To be clear, there’s nothing wrong with Facebook’s latest earnings report. In fact, the results were stellar.
It’s just that expectations may need to come back down to earth a bit.
You see, Facebook relies on advertising — the vast majority of it within its mobile apps — for all of its revenue. That revenue has been surging over the past several years, as the company finds new ways to pack more ads into users’ timelines.
But we’re likely entering a period of peak “ad load.” That’s the term FB uses to describe the amount of ads it shoehorns onto its pages. CFO Dave Wehner noted yesterday that “Ad load is definitely up from where we were a few years ago. It’s been an important driver of inventory growth.”
Continuing, “The optimal ad load is really a mix of art and science. We also want to be thoughtful about making sure each person’s overall feed experience has the right balance of organic and ad content.”
That clearly means that Facebook can no longer grow its revenue by simply adding more ads. To do so would be risking user experience, which FB has always placed uber alles.

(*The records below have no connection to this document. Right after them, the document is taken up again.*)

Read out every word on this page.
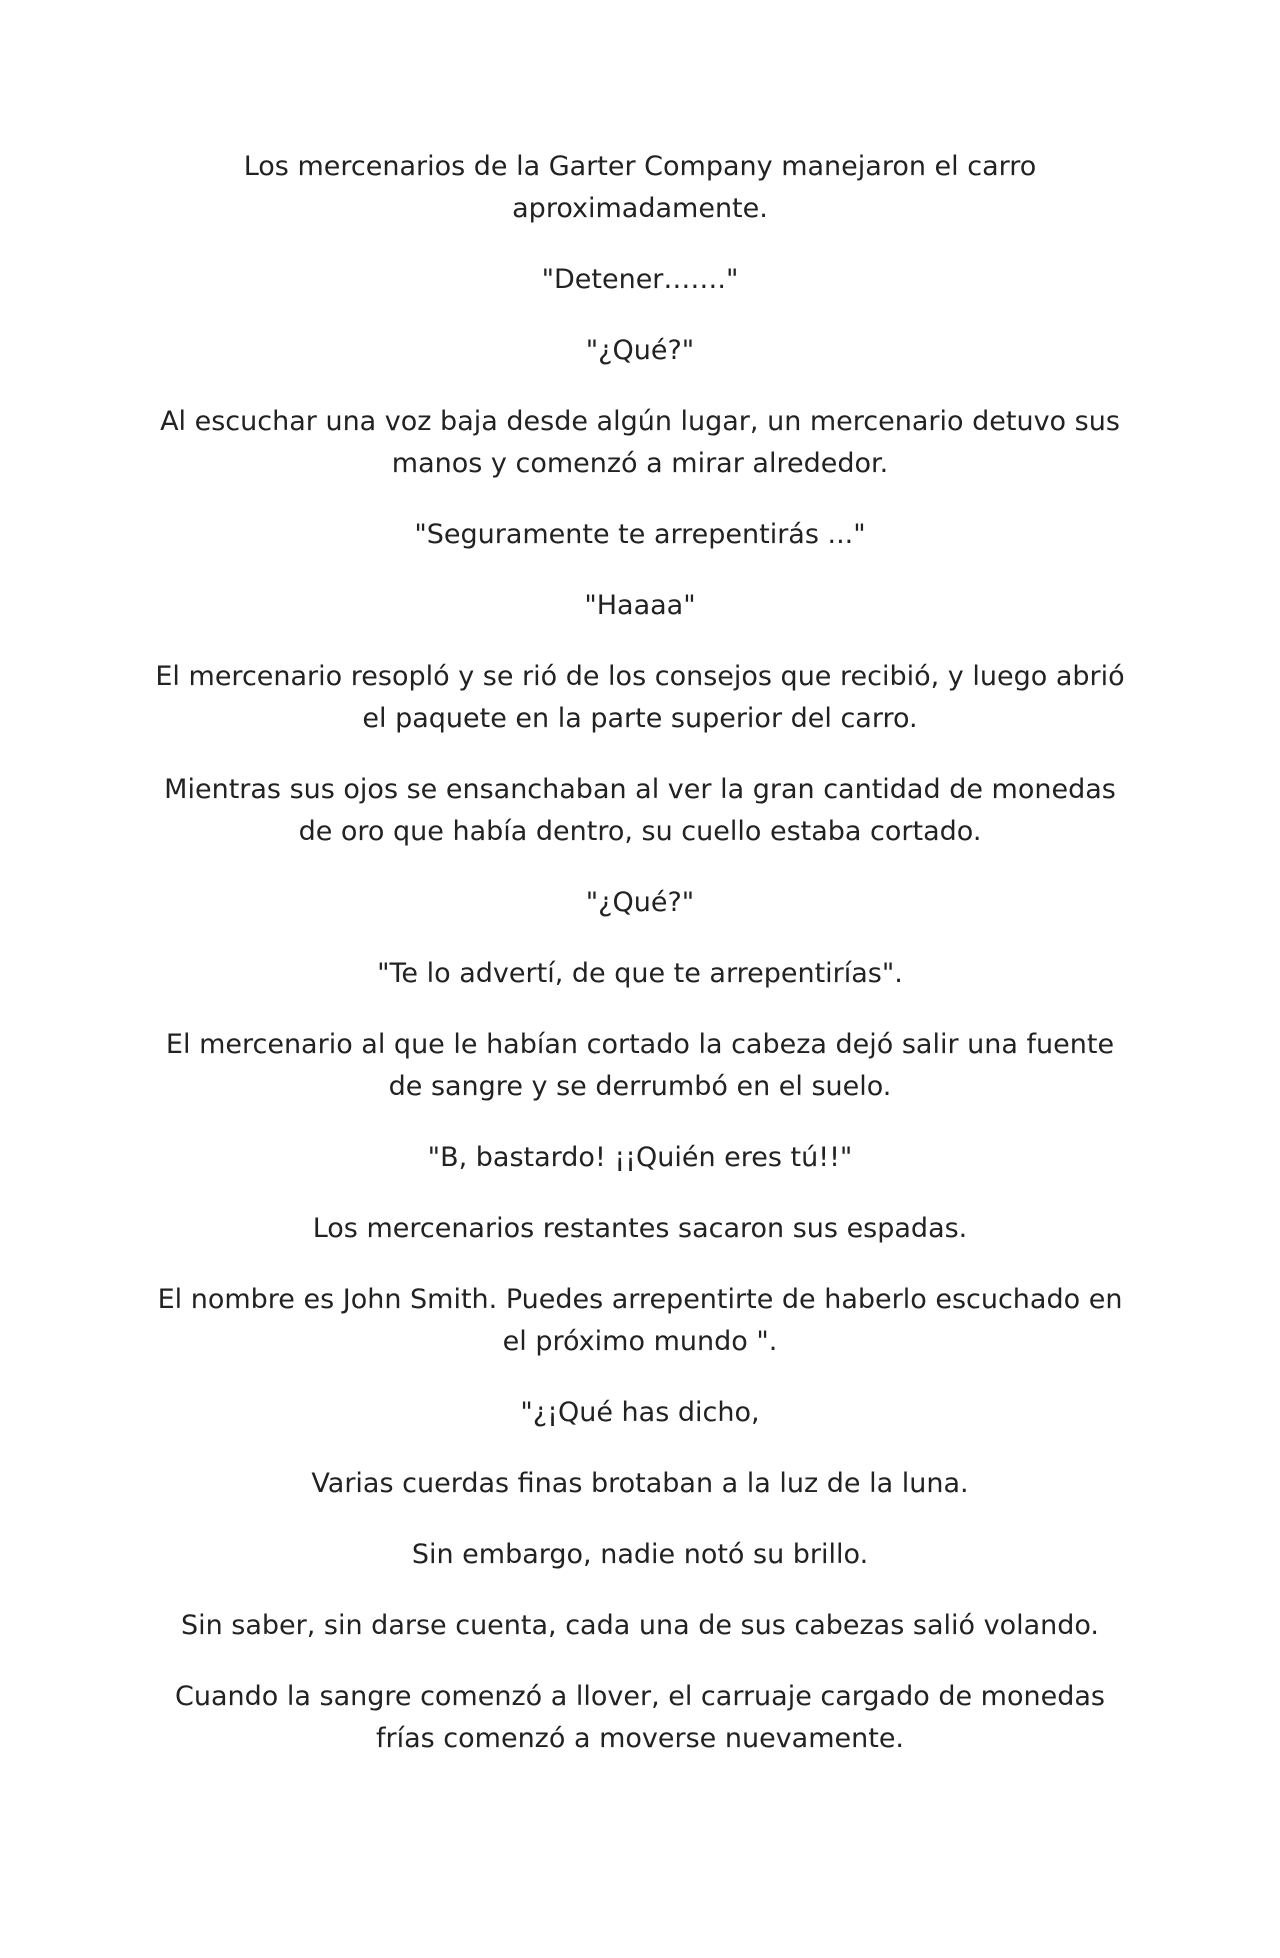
Los mercenarios de la Garter Company manejaron el carro aproximadamente.

"Detener……."

"¿Qué?"

Al escuchar una voz baja desde algún lugar, un mercenario detuvo sus manos y comenzó a mirar alrededor.

"Seguramente te arrepentirás ..."

"Haaaa"

El mercenario resopló y se rió de los consejos que recibió, y luego abrió el paquete en la parte superior del carro.

Mientras sus ojos se ensanchaban al ver la gran cantidad de monedas de oro que había dentro, su cuello estaba cortado.

"¿Qué?"

"Te lo advertí, de que te arrepentirías".

El mercenario al que le habían cortado la cabeza dejó salir una fuente de sangre y se derrumbó en el suelo.

"B, bastardo! ¡¡Quién eres tú!!"

Los mercenarios restantes sacaron sus espadas.

El nombre es John Smith. Puedes arrepentirte de haberlo escuchado en el próximo mundo ".

"¿¡Qué has dicho,

Varias cuerdas finas brotaban a la luz de la luna.

Sin embargo, nadie notó su brillo.

Sin saber, sin darse cuenta, cada una de sus cabezas salió volando.

Cuando la sangre comenzó a llover, el carruaje cargado de monedas frías comenzó a moverse nuevamente.
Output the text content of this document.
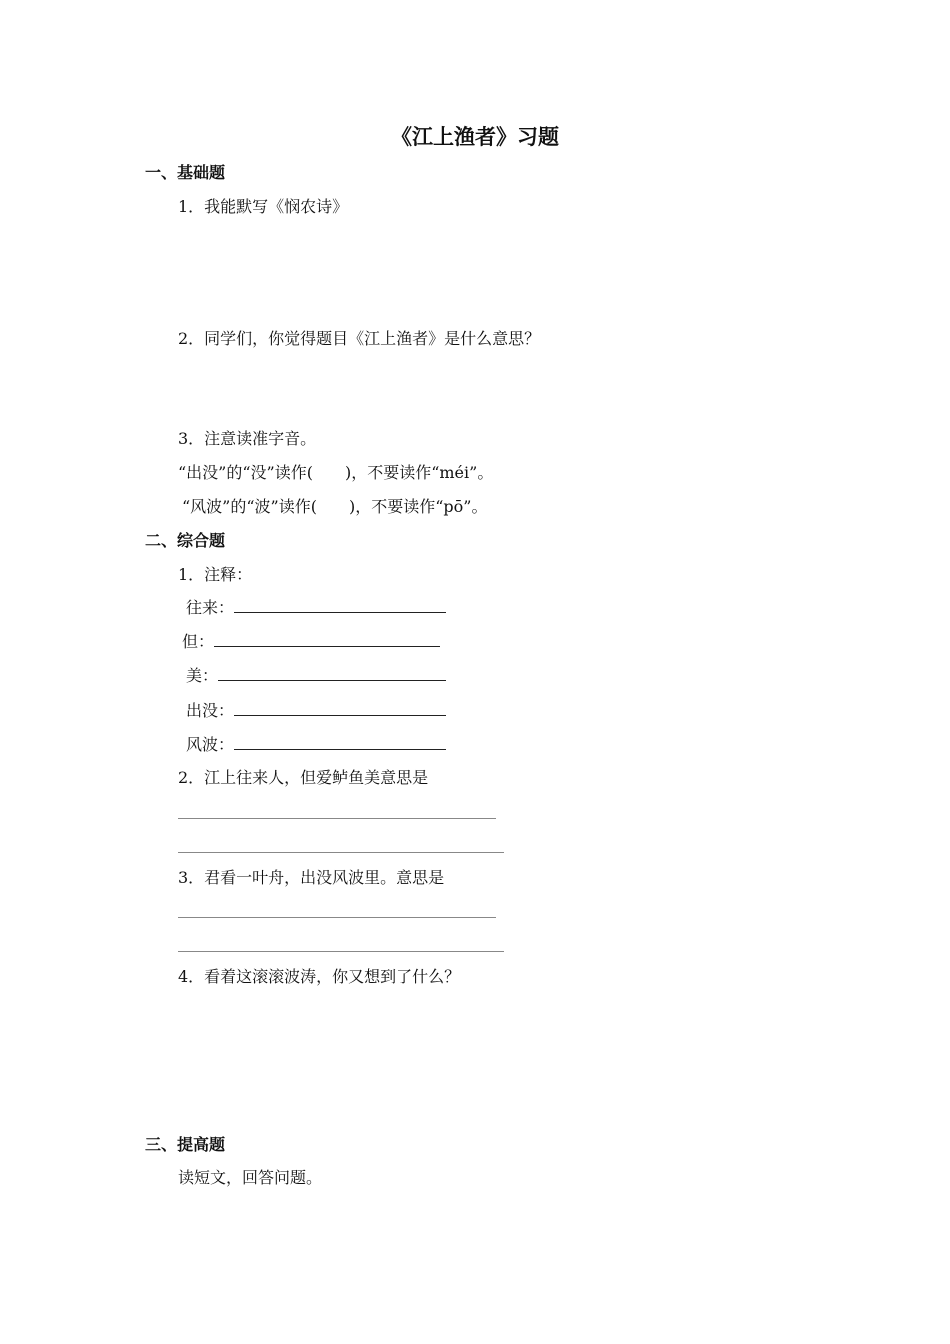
《江上渔者》习题
一、基础题
1．我能默写《悯农诗》
2．同学们，你觉得题目《江上渔者》是什么意思？
3．注意读准字音。
“出没”的“没”读作(　　)，不要读作“méi”。
“风波”的“波”读作(　　)，不要读作“pō”。
二、综合题
1．注释：
往来：
但：
美：
出没：
风波：
2．江上往来人，但爱鲈鱼美意思是
3．君看一叶舟，出没风波里。意思是
4．看着这滚滚波涛，你又想到了什么？
三、提高题
读短文，回答问题。
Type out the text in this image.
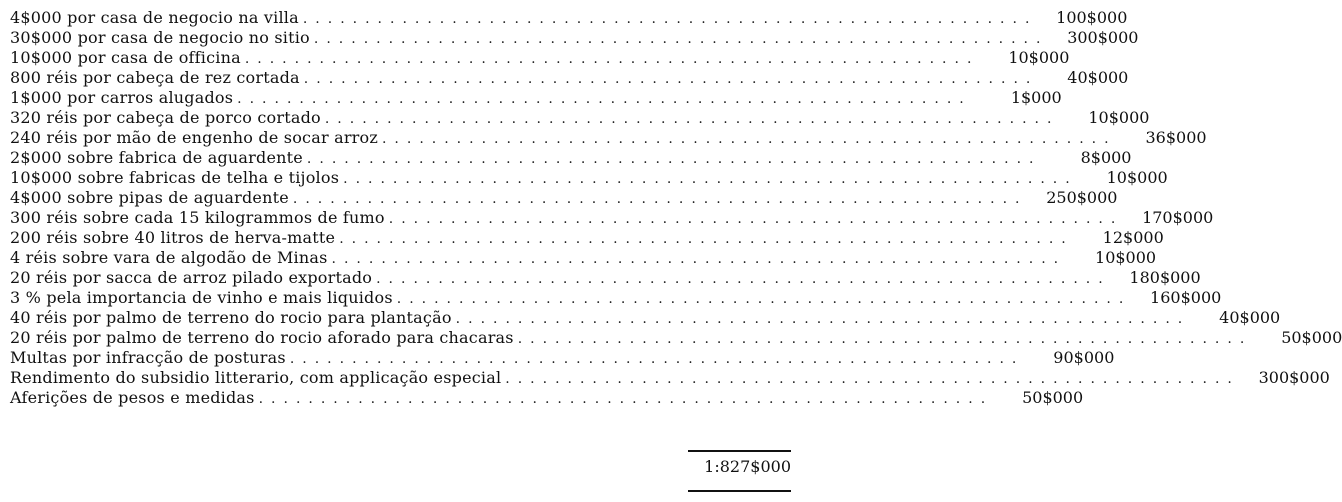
4$000 por casa de negocio na villa ...........................................................	100$000
30$000 por casa de negocio no sitio ...........................................................	300$000
10$000 por casa de officina ...........................................................	10$000
800 réis por cabeça de rez cortada ...........................................................	40$000
1$000 por carros alugados ...........................................................	1$000
320 réis por cabeça de porco cortado ...........................................................	10$000
240 réis por mão de engenho de socar arroz ...........................................................	36$000
2$000 sobre fabrica de aguardente ...........................................................	8$000
10$000 sobre fabricas de telha e tijolos ...........................................................	10$000
4$000 sobre pipas de aguardente ...........................................................	250$000
300 réis sobre cada 15 kilogrammos de fumo ...........................................................	170$000
200 réis sobre 40 litros de herva-matte ...........................................................	12$000
4 réis sobre vara de algodão de Minas ...........................................................	10$000
20 réis por sacca de arroz pilado exportado ...........................................................	180$000
3 % pela importancia de vinho e mais liquidos ...........................................................	160$000
40 réis por palmo de terreno do rocio para plantação ...........................................................	40$000
20 réis por palmo de terreno do rocio aforado para chacaras ...........................................................	50$000
Multas por infracção de posturas ...........................................................	90$000
Rendimento do subsidio litterario, com applicação especial ...........................................................	300$000
Aferições de pesos e medidas ...........................................................	50$000
1:827$000
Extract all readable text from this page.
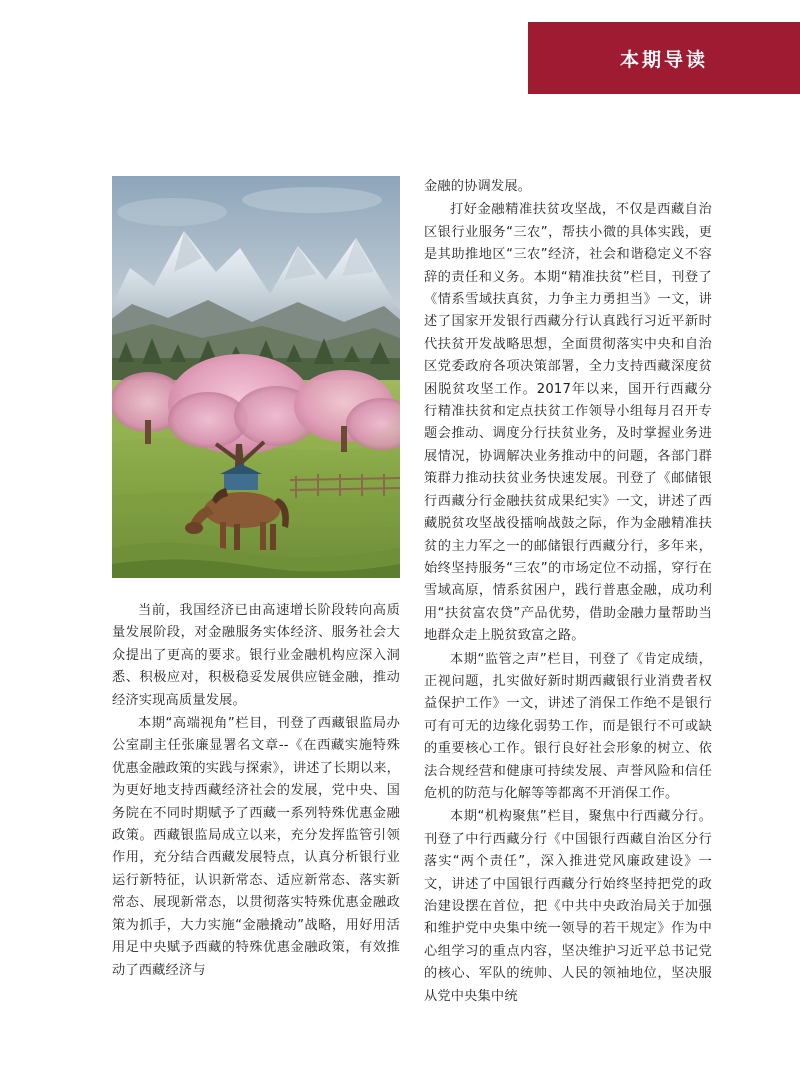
本期导读

当前，我国经济已由高速增长阶段转向高质量发展阶段，对金融服务实体经济、服务社会大众提出了更高的要求。银行业金融机构应深入洞悉、积极应对，积极稳妥发展供应链金融，推动经济实现高质量发展。

本期“高端视角”栏目，刊登了西藏银监局办公室副主任张廉显署名文章--《在西藏实施特殊优惠金融政策的实践与探索》，讲述了长期以来，为更好地支持西藏经济社会的发展，党中央、国务院在不同时期赋予了西藏一系列特殊优惠金融政策。西藏银监局成立以来，充分发挥监管引领作用，充分结合西藏发展特点，认真分析银行业运行新特征，认识新常态、适应新常态、落实新常态、展现新常态，以贯彻落实特殊优惠金融政策为抓手，大力实施“金融撬动”战略，用好用活用足中央赋予西藏的特殊优惠金融政策，有效推动了西藏经济与

金融的协调发展。

打好金融精准扶贫攻坚战，不仅是西藏自治区银行业服务“三农”，帮扶小微的具体实践，更是其助推地区“三农”经济，社会和谐稳定义不容辞的责任和义务。本期“精准扶贫”栏目，刊登了《情系雪域扶真贫，力争主力勇担当》一文，讲述了国家开发银行西藏分行认真践行习近平新时代扶贫开发战略思想，全面贯彻落实中央和自治区党委政府各项决策部署，全力支持西藏深度贫困脱贫攻坚工作。2017年以来，国开行西藏分行精准扶贫和定点扶贫工作领导小组每月召开专题会推动、调度分行扶贫业务，及时掌握业务进展情况，协调解决业务推动中的问题，各部门群策群力推动扶贫业务快速发展。刊登了《邮储银行西藏分行金融扶贫成果纪实》一文，讲述了西藏脱贫攻坚战役擂响战鼓之际，作为金融精准扶贫的主力军之一的邮储银行西藏分行，多年来，始终坚持服务“三农”的市场定位不动摇，穿行在雪域高原，情系贫困户，践行普惠金融，成功利用“扶贫富农贷”产品优势，借助金融力量帮助当地群众走上脱贫致富之路。

本期“监管之声”栏目，刊登了《肯定成绩，正视问题，扎实做好新时期西藏银行业消费者权益保护工作》一文，讲述了消保工作绝不是银行可有可无的边缘化弱势工作，而是银行不可或缺的重要核心工作。银行良好社会形象的树立、依法合规经营和健康可持续发展、声誉风险和信任危机的防范与化解等等都离不开消保工作。

本期“机构聚焦”栏目，聚焦中行西藏分行。刊登了中行西藏分行《中国银行西藏自治区分行落实“两个责任”，深入推进党风廉政建设》一文，讲述了中国银行西藏分行始终坚持把党的政治建设摆在首位，把《中共中央政治局关于加强和维护党中央集中统一领导的若干规定》作为中心组学习的重点内容，坚决维护习近平总书记党的核心、军队的统帅、人民的领袖地位，坚决服从党中央集中统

So to increase revenue from here on out, Facebook will have to look elsewhere. It could grow its user base, which is increasingly difficult, given that just about everyone in the world who wants to be on Facebook already is (it should be noted that Facebook’s audience is growing, but at a declining rate). The company could also charge more for ads, but that requires demonstrating to advertisers that pricier placements or units are actually worth the markup.
Finally, FB can continue to grow its Audience Network, which is a third party ad sales service that sells ads for other app makers within their own apps. That division reportedly has a $1 billion run rate, which would certainly be accretive to earnings over the next months and years.
So even though Facebook has probably hit peak ad load, it has other ways to grow. Whether that growth will match expectations, however, is another story — and that could dramatically affect its ballooning share price.
FB shares rose $6.06 (+4.91%) in premarket trading to $129.40.